Perhaps the most subversive scene in the film is a brilliant slapstick set piece imagining an early incarnation of the Ku Klux Klan, which Tarantino – referencing the silent-era director whose notorious epic The Birth of a Nation (1915) celebrated the Klan – has called his “fuck you to D.W. Griffith”. The way in which he here deftly renders the sinister iconography of this hateful organisation utterly ridiculous is both very funny and quite profoundly moving.

David O. Russell

“[Screwball is] not a genre much in vogue at the moment – instead we’ve got the hots for romcoms that are either all kook or flat-out naff”, lamented Catherine Shoard in the Guardian’s countdown of the best films of 2012. “But the BFI’s programme just got topical, because along came Silver Linings Playbook, David O. Russell’s new screwball masterpiece. With an emphasis on the screwy.”

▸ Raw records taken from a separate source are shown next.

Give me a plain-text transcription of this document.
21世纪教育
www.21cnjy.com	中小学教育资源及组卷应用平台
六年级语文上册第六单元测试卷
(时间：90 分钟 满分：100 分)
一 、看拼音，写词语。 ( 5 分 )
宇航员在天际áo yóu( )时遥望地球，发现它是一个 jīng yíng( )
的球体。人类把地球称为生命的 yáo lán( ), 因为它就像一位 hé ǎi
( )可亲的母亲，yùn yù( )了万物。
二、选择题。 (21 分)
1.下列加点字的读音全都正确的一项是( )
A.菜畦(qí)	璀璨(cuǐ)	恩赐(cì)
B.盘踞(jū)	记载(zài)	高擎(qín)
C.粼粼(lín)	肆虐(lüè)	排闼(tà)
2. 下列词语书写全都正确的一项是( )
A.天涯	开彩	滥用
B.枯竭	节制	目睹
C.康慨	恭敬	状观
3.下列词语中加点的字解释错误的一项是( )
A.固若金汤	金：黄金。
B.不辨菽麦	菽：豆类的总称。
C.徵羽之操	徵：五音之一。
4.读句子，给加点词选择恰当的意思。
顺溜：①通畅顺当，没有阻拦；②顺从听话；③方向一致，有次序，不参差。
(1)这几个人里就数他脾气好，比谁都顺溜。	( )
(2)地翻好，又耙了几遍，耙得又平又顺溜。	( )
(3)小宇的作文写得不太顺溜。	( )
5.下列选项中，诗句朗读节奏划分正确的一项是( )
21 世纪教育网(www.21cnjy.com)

Silver Linings Playbook (2012)

Silver Linings Playbook (2012)

In an alarmingly literal-sounding move, Russell’s latest uses screwball tropes to tell the story of a bipolar man (Bradley Cooper) attempting to reintegrate back into society after being sectioned, and finding redemption in the form of a younger woman (Jennifer Lawrence) who also has a history of mental health issues.

It’s an admittedly dubious premise, but thanks to the compassion with which Russell treats his characters, and wonderful lead performances from Cooper and Lawrence, it somehow works brilliantly.

Russell’s Flirting with Disaster (1996) offers a no less inventive modern twist on classic screwball fare. The film follows Ben Stiller’s entomologist Mel on a road trip to find his birth parents, accompanied by both his downtrodden wife Nancy (Patricia Arquette) and his case worker Tina (Téa Leoni).

Flirting with Disaster (1996)

Flirting with Disaster (1996)

Mel and Nancy’s marriage seems dead in the water even before the kooky, alluring Tina turns their world upside-down. The chemistry between Mel and Tina is palpable from the outset, and when Nancy encounters old flame Tony (an inspired turn by Josh Brolin), the outcome seems inevitable. But Russell delights in wrong-footing us at every turn, moving the action along at a relentless pace, and mining its increasingly outlandish scenarios for every ounce of comic potential.

Mel’s fear of emasculation is a quality he shares with many of his screwball forefathers. He refuses to commit to naming his four-month old son, concerned that Nancy’s preferred Ethan is too feminine. On meeting the first of his potential birth fathers he’s accused of being “pussy-whipped” and a “bitch boy”. And in Tony he encounters a formidable love rival – athletic, handsome and paternal, but also impeccably hygienic and deeply attuned to a woman’s needs.

Flirting with Disaster is one of the most consistently enjoyable comedies of recent times, and one of few films that truly warrants the neo-screwball label.